Hail them as comrades tried;
Fight with them side by side;
Never, in field or tent,
Scorn the black regiment!
Notes
- The First and Third Regiments of Louisiana Native Guards bravely attacked Port Hudson on May 27, 1863. Some newspaper correspondents mistakenly reported that it was the Second Regiment which had taken part in the assault. In the summer of 1863 Boker's poem circulated in the antislavery press under the title "The Second Louisiana" (see also "The Second Louisiana" in the Christian Recorder, June 13, 1863, and "The Second Louisiana" in the Anglo-African, June 27, 1863). Boker probably wrote the poem in response to early reports, then changed the title to "The Black Regiment" when the mistake became apparent."Col. Daniel's Second Louisiana negro regiment distinguished itself . . . especially in charging upon the enemy's siege guns, losing killed and wounded over 600," reported the Boston Daily Evening Transcript of June 6, 1863 (quoted by James G. Hollandsworth, The Louisiana Native Guards: The Black Military Experience during the Civil War [Baton Rouge: Louisiana State University Press, 1995], 63). "Nobly done, Second Regiment of Louisiana," proclaimed the Liberator a fortnight later.
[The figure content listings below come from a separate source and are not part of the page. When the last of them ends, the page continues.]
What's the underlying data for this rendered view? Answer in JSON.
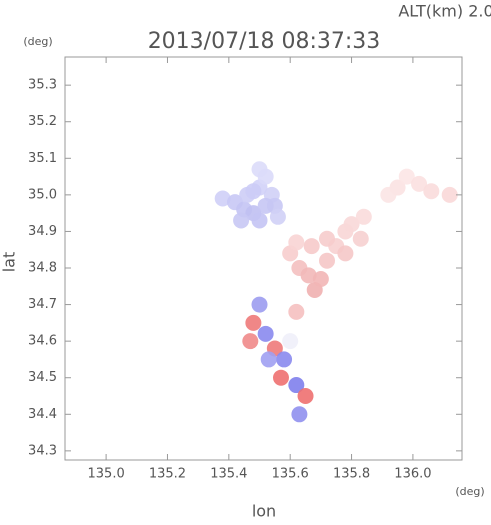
{
  "chart_data": {
    "type": "scatter",
    "title": "2013/07/18 08:37:33",
    "subtitle": "ALT(km) 2.0",
    "ylabel": "lat",
    "ylabel_unit": "(deg)",
    "xlabel": "lon",
    "xlabel_unit": "(deg)",
    "xlim": [
      134.866,
      136.16
    ],
    "ylim": [
      34.275,
      35.377
    ],
    "xticks": [
      {
        "value": 135,
        "label": "135.0"
      },
      135.2,
      135.4,
      135.6,
      135.8,
      {
        "value": 136,
        "label": "136.0"
      }
    ],
    "yticks": [
      34.3,
      34.4,
      34.5,
      34.6,
      34.7,
      34.8,
      34.9,
      {
        "value": 35,
        "label": "35.0"
      },
      35.1,
      35.2,
      35.3
    ],
    "x": [
      135.38,
      135.42,
      135.45,
      135.48,
      135.5,
      135.46,
      135.5,
      135.52,
      135.54,
      135.55,
      135.52,
      135.5,
      135.48,
      135.56,
      135.44,
      135.6,
      135.63,
      135.66,
      135.68,
      135.7,
      135.72,
      135.75,
      135.78,
      135.8,
      135.83,
      135.78,
      135.67,
      135.62,
      135.72,
      135.84,
      135.95,
      135.98,
      136.02,
      136.06,
      136.12,
      135.92,
      135.48,
      135.52,
      135.55,
      135.58,
      135.6,
      135.62,
      135.5,
      135.57,
      135.62,
      135.65,
      135.63,
      135.53,
      135.47
    ],
    "y": [
      34.99,
      34.98,
      34.96,
      34.95,
      34.93,
      35.0,
      35.02,
      35.05,
      35.0,
      34.97,
      34.97,
      35.07,
      35.01,
      34.94,
      34.93,
      34.84,
      34.8,
      34.78,
      34.74,
      34.77,
      34.82,
      34.86,
      34.9,
      34.92,
      34.88,
      34.84,
      34.86,
      34.87,
      34.88,
      34.94,
      35.02,
      35.05,
      35.03,
      35.01,
      35.0,
      35.0,
      34.65,
      34.62,
      34.58,
      34.55,
      34.6,
      34.68,
      34.7,
      34.5,
      34.48,
      34.45,
      34.4,
      34.55,
      34.6
    ],
    "colors": [
      "#cfcff7",
      "#c8c8f5",
      "#c4c4f4",
      "#c0c0f2",
      "#c4c4f4",
      "#cdcdf6",
      "#d2d2f8",
      "#dadafa",
      "#d0d0f6",
      "#c8c8f4",
      "#c6c6f4",
      "#dcdcfa",
      "#ccccf6",
      "#d0d0f6",
      "#c8c8f4",
      "#f7cdcd",
      "#f4c0c0",
      "#f2b8b8",
      "#f0b0b0",
      "#f2b6b6",
      "#f5c6c6",
      "#f7d0d0",
      "#f8d6d6",
      "#f8d8d8",
      "#f6d0d0",
      "#f5c8c8",
      "#f6caca",
      "#f8d4d4",
      "#f6cccc",
      "#f9dcdc",
      "#fbe2e2",
      "#fce6e6",
      "#fbe0e0",
      "#fadcdc",
      "#f9d8d8",
      "#fbe4e4",
      "#ee7a7a",
      "#8a8aee",
      "#ee7a7a",
      "#8a8aee",
      "#f0f0fa",
      "#f5c0c0",
      "#9c9cf0",
      "#ee7070",
      "#8080ec",
      "#ee7070",
      "#9090ee",
      "#a0a0f2",
      "#f08a8a"
    ]
  }
}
General Nathaniel Banks's official report praised the First and Third Regiments. The Anglo-African of June 13, 1863, brushed aside reporters' confusion as to which Louisiana regiments had taken part in the battle: "It is immaterial which statement is true, so long as the great fact remains; that no such fighting has been seen since the war began.""The Second Louisiana" had appeared in the National Anti-Slavery Standard of June 20,1863, and it is likely that the Anglo-African reprinted the poem from the Standard. The texts of the Standard and Anglo-African printings are virtually identical; in line 47, the Anglo-African's "battle-cry" appears as "battle cry" in the Standard, and the Anglo-African text offers colons in place of two semicolons in the Standard text (see lines 25 and 57).
- Here—and at several other points in the poem—Boker all but quotes Alfred Lord Tennyson's famous "The Charge of the Light Brigade"
(1854). These deliberate references situate the Louisiana soldiers as an African American "Light Brigade" of equal and indisputable
bravery. Boker's contemporaries drew the same parallel: a "special" for the Boston Journal reported that "We never saw a more literal rendering of Tennyson's famous 'Charge of the Light Brigade' [than] on the upper
works of Port Hudson" (reprinted in the Anglo-African, June 27, 1863).
- Philadelphian George Henry Boker (1823–1890) gave up the law for a literary life in the 1840s. He wrote several plays, but
success on the stage proved elusive; nevertheless, his household included several servants by 1860 (census records list his
occupation as "Gent"). When the war broke out, Boker turned from drama to patriotic verse. He also cofounded Philadelphia's
Union League in the winter of 1862; in addition to serving as the league's secretary, he used public poetry to promote Unionist
sentiment in and beyond the city. His tribute to the "The Second Louisiana" was probably part of this larger mission. The
poem was a hit in abolitionist circles. Oliver Wendell Holmes went into ecstasies: "I thank God, dear Mr Boker, that he has
disposed you to consecrate your fine gifts to the cause of freedom and humanity" (quoted in Edward Sculley Bradley, George Boker: Poet and Patriot [Philadelphia: University of Pennsylvania Press, 1927], 211).